Somente uma igualdade substancial (além da observância de outras garantias, obviamente), de conteúdo e forma, legitima
o resultado de uma investigação criminal em qualquer âmbito, administrativo ou
processual, assim como a desconsideração disto o deixa passível de invalidade.
De nada adianta termos um núcleo de garantias limitadoras do
poder punitivo do Estado estabelecido em nosso sistema constitucional se o
involucro camufla ou impede que esse conteúdo seja irradiado, podendo surtir os
efeitos garantidores desejados.
Importa ressaltar ainda, que a construção do conhecimento e,
por consequência, da convicção do julgador, passa por uma cadeia complexa de
eventos. Nesse processo, é inegável a influência determinante dos estímulos
externos aos nossos órgãos sensoriais, especialmente a visão e a audição.
Dessa forma, reconhecer que a estética da igualdade interfere
contundentemente na apuração de uma infração penal é exercício de pura lógica. A
aparência, além das garantias substanciais, é, portanto, algo que deve ser
preservado pelos participantes da marcha processual, sobretudo por quem tem o
dever de presidi-la.
A existência de "competidor" com aparentes privilégios em um
determinado jogo traz sim comprometimento a uma análise verdadeiramente
imparcial sobre o conflito, influenciando, inclusive, o próprio julgador, como
ente imerso numa sociedade leiga descomprometida com as provas carreadas aos
autos.
A construção do senso comum como forma de interpretar a
realidade baseada nessa aparência pode acabar impregnando a convicção do
magistrado em detrimento dos elementos formal e legitimamente colhidos durante
a investigação. O julgamento não está imune às convicções que o magistrado
carrega de sua imersão social ao processo.
Essa preocupação é ainda maior no tribunal do júri, quando a
decisão é colocada nas mãos dessa mesma sociedade leiga. Nesse aspecto, nossa
crítica não recai sobre uma ou outra instituição isoladamente, mas sobre todos
os atores envolvidos na manutenção de determinados costumes inquisitivos que
atentam contra a igualdade de fato.
Sobre esse tema, interessante formulação faz o professor
Adel El Tasse em suas aulas. Ao adentrar ao salão do tribunal do júri em uma
sessão já iniciada você verá, de regra, as partes dispostas da seguinte maneira
no plenário: ao lado do juiz, que é a referência de padrão moral para todos,
especialmente para os jurados, estará o promotor, que ainda se posiciona
próximo aos jurados, do outro lado, mas não ao lado do magistrado, ao canto, o
advogado acompanhado do réu, muitas vezes algemado, com a farda do
estabelecimento prisional e rodeado de policiais. Qual a dificuldade que
qualquer pessoa teria para escolher um lado nesse "jogo"? Nenhuma! O cenário
de gênese inquisitiva montado aponta claramente a saída.

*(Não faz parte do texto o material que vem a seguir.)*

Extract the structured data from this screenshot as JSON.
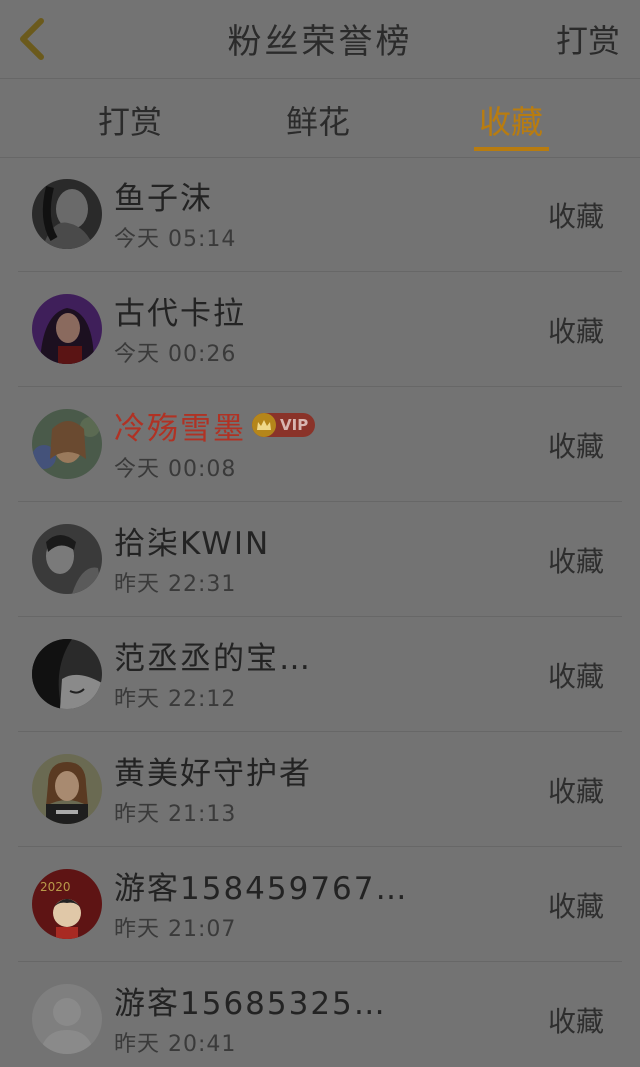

Um julgamento influenciado pelas aparências representa uma perigosa
corrosão de garantias construídas ao longo da história para limitar o poder
punitivo do Estado. A situação é tão grave, que nos dias de hoje, por conta do
que cada conflito aparenta ter como resultado provável, observamos, não raras
vezes, situações em que antes de investigar as autoridades já possuem teses
prontas e passam a agir apenas para construir elementos que reforcem as suas
teses pré-estabelecidas.
Para reforçar a necessidade de um cuidado maior com o
caminho que percorremos em um processo penal e as falsas impressões que dele
vamos absorvendo, recorro ao exemplo do mestre norte-americano Ronald Dworkin quando analisava a
técnica do equilíbrio nas teorias da justiça, em seu “Levando os direitos a
sério”, disse ele: “Consideremos, para tornar um exemplo conhecido, as ilusões de ótica ou
as alucinações. É perfeitamente verdadeiro que o cientista que vê água na areia
não diz que o açude estava realmente ali, até que ele o alcançasse, de modo que
a física devesse ser revista para dar conta do desaparecimento da água. Ao
contrario, ele utiliza o aparente desaparecimento como prova de uma ilusão, ou
seja, como prova de que, contrariamente a sua observação, ali nunca houve água
alguma”.
É tarefa de todo cientista do Direito, buscar a adequação do
sistema de investigação criminal às garantias constitucionais, como a busca
pela paridade de armas, consequência desta igualdade substancial, e não o
contrário, adequando às garantias consolidadas a necessidades de dar eventuais
respostas aos “anseios” da sociedade.
O projeto de lei 156/2009 tramitando no Senado, que discute
o novo Código de Processo Penal, adota modelo parecido com o sistema italiano, português
e chileno, onde se possibilita uma investigação criminal defensiva, com uma participação
mais efetiva do advogado em todas as fases da persecução, privilegiando a
defesa com as possibilidades hoje ofertadas à acusação.
Parece-nos, mantendo-se essas bases no novo Código
Processual, ingressaremos em uma nova era no processo penal brasileiro, a era
de um sistema verdadeiramente acusatório garantista.
Mais uma vez, para concluirmos, é lapidar a lição de Dworkin: “Se não podemos
exigir que o governo chegue a respostas corretas sobre os direitos de seus cidadãos,
podemos ao menos exigir que o tente. Podemos exigir que leve os direitos a
sério, que siga um teoria coerente sobre a natureza desses direitos, e que aja
de maneira consistente com suas próprias convicções”.